Problem Ceilings? (Peeling and Flaking Paint)
The common theme in the above reasons for problem ceilings is PREPARATION, wrong application and the ceilings history. Due to these reasons it is hard for the painting of a ceiling to be done at time. However, no matter how much preparation occurs if the history of the ceiling is problematic it is difficult to treat with a simple paint application.
Movement happens with all homes every 10 years or so…causing joins and cracks to also appear.
The most common problem area when it comes to painting is the ceiling. Especially in Bathrooms because of Moisture! Or where we are based here in Toowoomba in the Mountains there can be months of high moisture from being in the Clouds.
There are several problems that can occur on a ceiling to categorise it as a problem area:
Fibrous plaster ceilings were originally being painted with calcimine paint. Calcimine paint came in powdered form. It was mixed with water then applied to the ceiling. Once it dried by the water evaporating it left a coat of pigment powder on the surface of the ceiling. Years later the ceiling would have been recoated using a flat plastic paint which resulted in the calcimine pigments and powders sucking all the binders out of the new plastic paint making them unstable. Over the years with extra coats being applied to the surface creating extra pressure as well as gravity doing its job causes the paint to flake.

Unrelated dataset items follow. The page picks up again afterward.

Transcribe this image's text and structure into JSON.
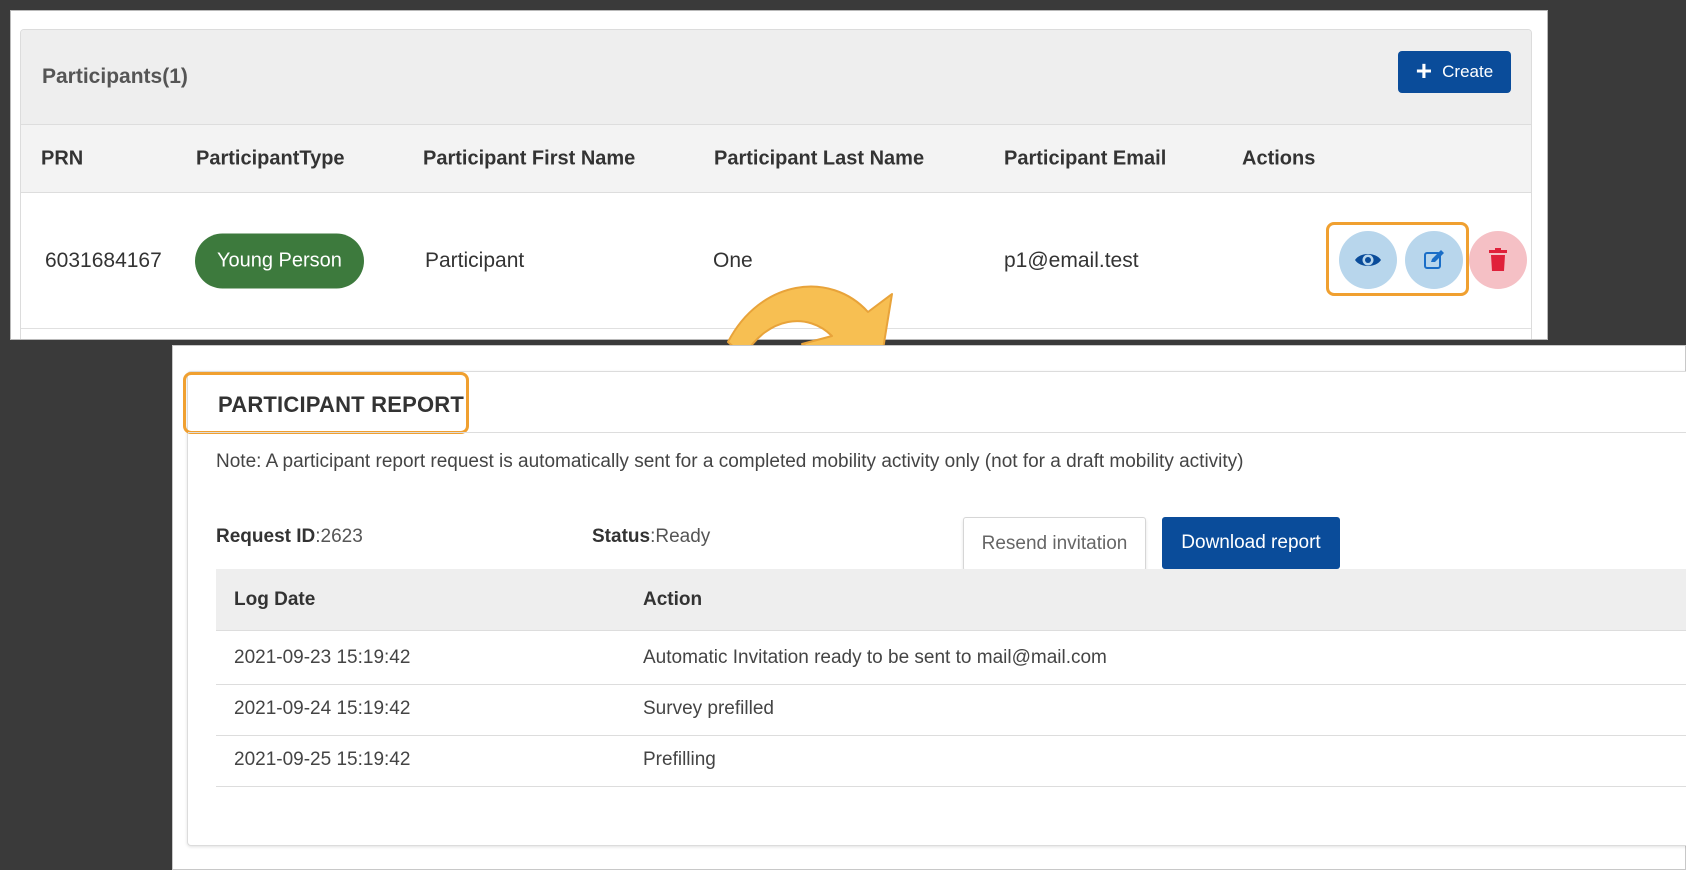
{
  "participants": {
    "title": "Participants(1)",
    "create_label": "Create",
    "columns": [
      "PRN",
      "ParticipantType",
      "Participant First Name",
      "Participant Last Name",
      "Participant Email",
      "Actions"
    ],
    "rows": [
      {
        "prn": "6031684167",
        "type": "Young Person",
        "first_name": "Participant",
        "last_name": "One",
        "email": "p1@email.test"
      }
    ]
  },
  "report": {
    "title": "PARTICIPANT REPORT",
    "note": "Note: A participant report request is automatically sent for a completed mobility activity only (not for a draft mobility activity)",
    "request_id_label": "Request ID",
    "request_id_value": ":2623",
    "status_label": "Status",
    "status_value": ":Ready",
    "resend_label": "Resend invitation",
    "download_label": "Download report",
    "log_columns": [
      "Log Date",
      "Action"
    ],
    "log_rows": [
      {
        "date": "2021-09-23 15:19:42",
        "action": "Automatic Invitation ready to be sent to mail@mail.com"
      },
      {
        "date": "2021-09-24 15:19:42",
        "action": "Survey prefilled"
      },
      {
        "date": "2021-09-25 15:19:42",
        "action": "Prefilling"
      }
    ]
  },
  "colors": {
    "primary": "#0a4c9a",
    "young_person_pill": "#3d7a3d",
    "highlight": "#f0a030",
    "delete": "#e0203a"
  },
  "icons": [
    "plus-icon",
    "eye-icon",
    "edit-icon",
    "trash-icon",
    "curved-arrow-icon"
  ]
}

In the early 80s where gyprock homes were being built to price and with little knowledge of paints the incorrect application was being used. Painters were applying flat paints straight onto bare gyprock and therefore, the paint was not soaking in like a primer would usually do. This application process becomes unstable over the years as well as more coats being applied over time creating more pressure on the surface and gravity doing its job the result is a problem ceiling which peels and flakes.
One of the more common issues with problem ceilings is moisture. There are several reasons why moisture occurs. Moisture from storm damage can release the coating from any ceiling surface causing peeling or blistering paint. Also wet areas in the house such as the kitchen, laundry and bathroom can create moisture. For example in a bathroom with lack of ventilation, steam damage can occur to the coating causing it to flake and peel. Using paint with a higher sheen level may help reduce water absorption which accelerates peeling ceilings.
Style of home
Queensland style homes most commonly have VJ timber ceilings. When flaking occurs on these types of ceilings it is usually due to new acrylic paint being applied over old enamel paint. This occurs because acrylic paint is flexible by nature and the enamel coating is rigid. Therefore over time due to changes in temperature the different paint properties work against each other resulting in the top layer delaminating. To solve this issue the acrylic coating needs to be completely removed followed by using a general purpose undercoat to stabilise the surface before recoating.